Le jour où la Chine s’effondrera

Des inégalités

Document 6 : « Pékin des pauvres, Pékin des riches ». A moins d'un quart d'heure de voiture des grandioses réalisations olympiques, Dong Xiao Kou est un quartier de

prolétaires migrants. Ce n'est pas la misère mais la pauvreté. L'endroit illustre ce que les médias chinois ont annoncé il

y a une dizaine de jours : jamais depuis le début des réformes économiques de 1978 l'écart de revenus entre monde

rural et monde urbain n'avait été aussi large. Ici, on a beau être à Pékin, la quasi-totalité des habitants de cette banlieue est d'origine paysanne. Ils font partie des

230 millions d' "ouvriers-paysans" chinois - mingong, en mandarin - venus chercher fortune dans les villes. Sans avoir

pour autant réussi à avoir le statut d'"urbains". Conséquence : beaucoup ne bénéficient pas des avantages sociaux dont

jouissent les citadins. […] Nombre d'analystes étrangers estiment que, si la Chine veut poursuivre son rythme de croissance de 8 %, il va lui falloir

continuer son programme d'urbanisation, supprimer le très contesté "passeport intérieur" - hukou -, qui désavantage les

migrants établis en milieu urbain, et mettre fin à une situation d'"apartheid" entre Chinois des villes et Chinois des champs :

les mingong sont exploités par leurs patrons, leurs soins médicaux ne sont pas remboursés et ils doivent mettre leurs enfants

dans des écoles illégales souvent promises à la démolition.
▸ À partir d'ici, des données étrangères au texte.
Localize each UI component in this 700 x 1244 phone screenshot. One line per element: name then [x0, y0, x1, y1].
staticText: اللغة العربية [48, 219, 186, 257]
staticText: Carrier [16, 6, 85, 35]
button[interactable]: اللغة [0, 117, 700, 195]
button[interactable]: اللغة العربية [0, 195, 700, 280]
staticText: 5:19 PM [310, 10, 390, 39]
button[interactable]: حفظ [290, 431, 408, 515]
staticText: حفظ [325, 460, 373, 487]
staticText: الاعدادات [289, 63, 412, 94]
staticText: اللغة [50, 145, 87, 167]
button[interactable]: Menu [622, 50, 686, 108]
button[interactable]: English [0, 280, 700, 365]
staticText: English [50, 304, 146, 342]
La "stabilité sociale" qui obsède tant un pouvoir hanté par le cauchemar du désordre ne pourra être assurée si le fossé riches-

pauvres continue de s'élargir. […] Selon Rupert Hoogewerf, fondateur du centre indépendant Hurun, basé à Shanghaï, qui

fait la liste des super-riches en République populaire, "le nombre de ceux qui possèdent une fortune d'au moins 150 millions

de dollars (110 millions d'euros) a décuplé depuis 2004". "Il y en avait 100 il y a six ans, il y en a 1 000 maintenant", précise-t-il. Sur la dernière liste Forbes des plus fortunés de la planète, il y a 64 milliardaires chinois, contre 28 l'année

dernière. D'après Meng Pengjun, directeur de Luxury Asia Limited Markets, les ultraprivilégiés de Chine ont dépensé

beaucoup en 2009 dans le marché des produits de luxe, se hissant en cela à la deuxième place mondiale, derrière les

Japonais.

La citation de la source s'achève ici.